Plus que tout le reste, c'est l'accent particulier qu'il perçoit dans les deux syllabes composant le diminutif de son prénom, qui termine de le réveiller - celui-ci faisant écho aux anciennes fois qu'elle est venue à lui, blessée ou paniquée.

Aussi se redresse-t-il d'un seul mouvement, cherchant ses lunettes posées sur la table de chevet pour les poser sur son nez. Et par là même, trouver son aînée devant lui qui, vêtue d'un tee-shirt noir à manches longues et d'un bas de pyjama de la même couleur, couvre son œil droit d'un bout de manche de son haut.

« Désolée, s'excuse-t-elle entre ses dents serrées, luttant contre la nausée qui lui retourne l'estomac. Mais ça saigne.

- Laisse-moi voir. » Lui ordonne directement son cadet d'une voix cependant douce, maintenant totalement réveillé, tandis qu'il rejette les couvertures pour être plus à l'aise.

Obéissant sans broncher, la jeune femme abaisse sa main mais garde son œil fermé. Les doigts froids du mutant écartent alors les mèches brunes en travers de son visage, pour examiner la plaie rouge et déjà gonflée qui barre son sourcil. Plusieurs perles d'un rubis chaud gouttent encore des deux petites lèvres de sa blessure, coulant sur ses cils et sa joue comme des larmes de sang.

« Refais pression sur ton sourcil, souffle-t-il ensuite en saisissant son autre main, pour l'inciter à se lever avant de faire de même. On sera mieux dans la salle d'acupuncture. »

Gardant le silence, Nina se laisse entraîner jusqu'à la pièce désirée, l'impression d'avoir la moitié du visage en feu plus forte de secondes en secondes. Tandis qu'elle s'assoit, Donatello ramène la trousse de secours vers eux et prépare ce dont il a besoin.

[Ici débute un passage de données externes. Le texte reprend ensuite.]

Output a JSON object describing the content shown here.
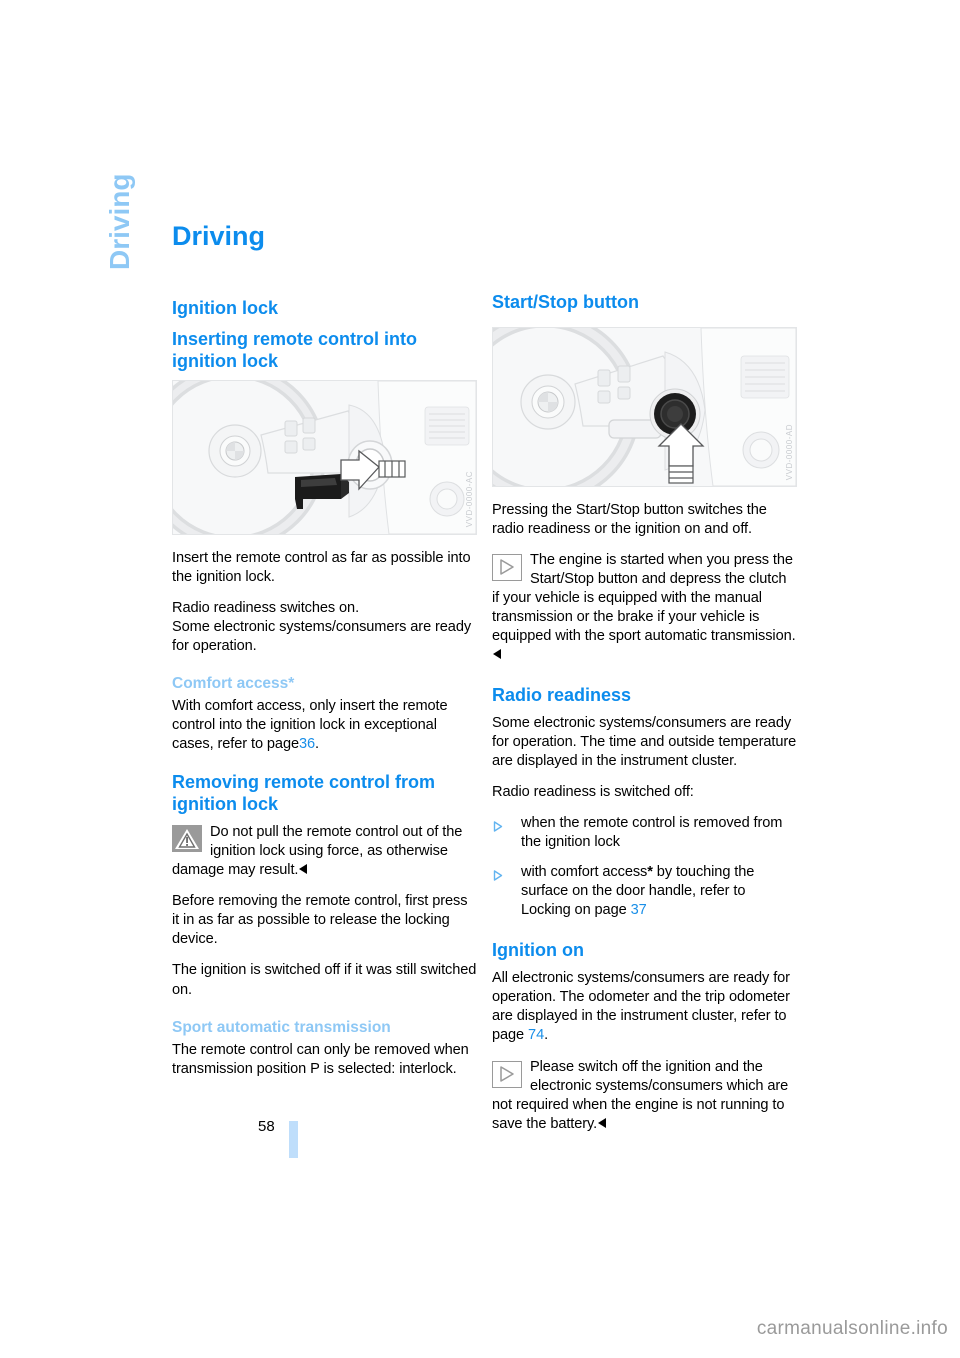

Il déchire l'emballage d'une gaze stérile, écartant sans brusquerie la paume de sa sœur, celle-ci enveloppée du morceau de la manche du haut de pyjama souillée d'une tâche brune, pour la remplacer par la compresse.

« Voilà, continue-t-il, glissant ensuite et avec douceur, un doigt sous le menton pour lui surélever la tête. Restes comme ça, je reviens. »

Docile, la jeune femme s'exécute tandis qu'il la laisse, le temps de sortir chercher ce dont il a besoin pour la soigner au mieux, comme il en a maintenant l'habitude avec tout le monde.

Et surtout Raph, dont les bandes de chatterton s'étant par le passé entrecroisées sur sa carapace, ont pu parler d'elles-mêmes.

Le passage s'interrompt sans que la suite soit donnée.